Families in Florida can file wrongful death suits in civil court if someone else is liable for a person’s death. In the case of an adult, the judge or jury usually considers the person’s income and life expectancy. Still, these cases can become much trickier for courts to decide punitive damages after the death of children, people with special needs and older adults.
The child’s age often significantly affects the amount of punitive damages that the court will award when a child dies. Usually, they will give loved ones more if the child is older and has good grades. Loved ones often get very little in the case of younger children because they do not contribute to their family’s financial stability.
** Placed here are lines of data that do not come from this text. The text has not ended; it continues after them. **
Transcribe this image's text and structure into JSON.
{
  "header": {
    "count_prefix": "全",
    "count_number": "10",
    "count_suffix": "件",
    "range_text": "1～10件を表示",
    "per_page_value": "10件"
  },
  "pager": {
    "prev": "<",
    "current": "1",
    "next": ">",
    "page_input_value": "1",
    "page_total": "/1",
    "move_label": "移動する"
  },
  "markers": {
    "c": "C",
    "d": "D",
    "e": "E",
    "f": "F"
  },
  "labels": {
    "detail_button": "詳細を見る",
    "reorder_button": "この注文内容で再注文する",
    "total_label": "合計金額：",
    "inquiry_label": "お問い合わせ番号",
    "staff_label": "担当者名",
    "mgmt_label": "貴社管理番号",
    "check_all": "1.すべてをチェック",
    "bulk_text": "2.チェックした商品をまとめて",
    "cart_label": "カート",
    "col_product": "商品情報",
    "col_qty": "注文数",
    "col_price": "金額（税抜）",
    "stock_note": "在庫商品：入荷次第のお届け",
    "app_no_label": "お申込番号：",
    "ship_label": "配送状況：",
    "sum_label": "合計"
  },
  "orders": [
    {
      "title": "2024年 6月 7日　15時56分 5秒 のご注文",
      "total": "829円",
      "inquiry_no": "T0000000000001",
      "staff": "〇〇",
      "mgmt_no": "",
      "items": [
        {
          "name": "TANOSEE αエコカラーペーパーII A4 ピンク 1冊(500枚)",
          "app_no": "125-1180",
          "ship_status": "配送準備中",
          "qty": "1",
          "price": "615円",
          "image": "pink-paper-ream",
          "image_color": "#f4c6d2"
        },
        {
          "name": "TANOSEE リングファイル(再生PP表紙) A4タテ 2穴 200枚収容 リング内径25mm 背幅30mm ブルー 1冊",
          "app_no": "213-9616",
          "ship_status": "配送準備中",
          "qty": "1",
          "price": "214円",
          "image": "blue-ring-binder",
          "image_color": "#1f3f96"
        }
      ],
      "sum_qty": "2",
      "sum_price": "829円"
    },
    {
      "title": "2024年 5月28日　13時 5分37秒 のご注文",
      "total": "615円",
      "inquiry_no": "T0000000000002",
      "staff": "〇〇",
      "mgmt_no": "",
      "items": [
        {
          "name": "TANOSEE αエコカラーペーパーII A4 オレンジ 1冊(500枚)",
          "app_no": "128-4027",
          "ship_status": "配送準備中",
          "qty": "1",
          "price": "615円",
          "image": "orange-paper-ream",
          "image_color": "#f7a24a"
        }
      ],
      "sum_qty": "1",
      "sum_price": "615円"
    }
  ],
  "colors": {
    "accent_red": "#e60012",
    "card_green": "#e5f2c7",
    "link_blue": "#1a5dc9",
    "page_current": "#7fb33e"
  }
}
The court system often orders someone guilty of killing a senior to pay little. This is because they are usually done earning money during their lifetime. Furthermore, they typically do not have children depending on them for their care.
Adult With Special Needs
Courts often look at an adult’s life expectancy and earning potential when determining how much money the person guilty of wrongful death must pay out. Since the person with special needs may have a lower wage-earning capacity, these settlements are often for less money. Furthermore, the court may consider how long the person with special needs may have lived if the wrongful death did not occur.
Wrongful death lawsuits are usually filed by family members who have lost a loved one through someone else’s actions or inactions. Courts often consider the person’s earning capabilities if they are an adult, or about to become an adult, as the family will need to replace their income.